Kasugamycin resistant mutants of Bacillus stearothermophilus lacking the enzyme for the methylation of two adjacent adenosines in 16S ribosomal RNA.

Several mutants of B. stearothermophilus have been isolated that are resistant to the antibiotic kasugamycin. One of these is shown to lack dimethylation of two adjacent adenosines in the 16S ribosomal RNA. All mutants that were analyzed biochemically lack the enzyme that is able to methylate this site. Ribosomal sensitivity and resistance to kasugamycin in B. stearothermophilus is therefore, like in E. coli, closely connected with dimethylation of the adenosines.

Studies on the function of two adjacent N6,N6-dimethyladenosines near the 3' end of 16 S ribosomal RNA of Escherichia coli. II. The effect of the absence of the methyl groups on initiation of protein biosynthesis.

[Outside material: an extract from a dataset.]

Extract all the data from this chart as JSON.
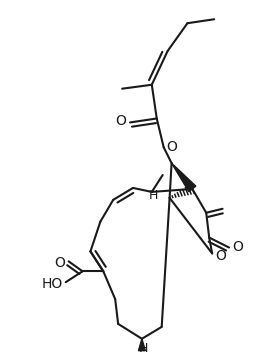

The effect of the presence or absence of methyl groups on the N6 atoms of two adjacent adenosines near the 3' end of 16 S rTNA of Escherichia coli on initiation of protein biosynthesis has been studied using wild type (methylated) and kasugamycin-resistant (unmethylated) E. coli ribosomes (see preceding paper (Poldermans, B., Goosen, N., and Van Knippenberg, P. H. (1979) J. Biol. Chem. 254, 9085--9089)). Conditions of pH, temperature, and ionic strength at which binding of fMet-tRNA to ribosomes proceeds maximally are the same for wild type and mutant ribosomes. Mg2+- and factor-dependent dissociation of ribosomes as well as the association of the subunits is also the same for methylated and unmethylated ribosomes. Binding of fMet-tRNA to wild type and to mutant 70 S ribosomes requires the same amount of the three initiation factors. However, optimal fMet-tRNA binding to unmethylated 30 S ribosomes needs more of initiation factor 3 than does binding to methylated 30 S ribosomes, provided that initiation factor 1 is absent. This difference is completely abolished when mutant 30 S ribosomes are methylated using purified methylase from the wild type strain and the methyl donor S-adenosylmethionine.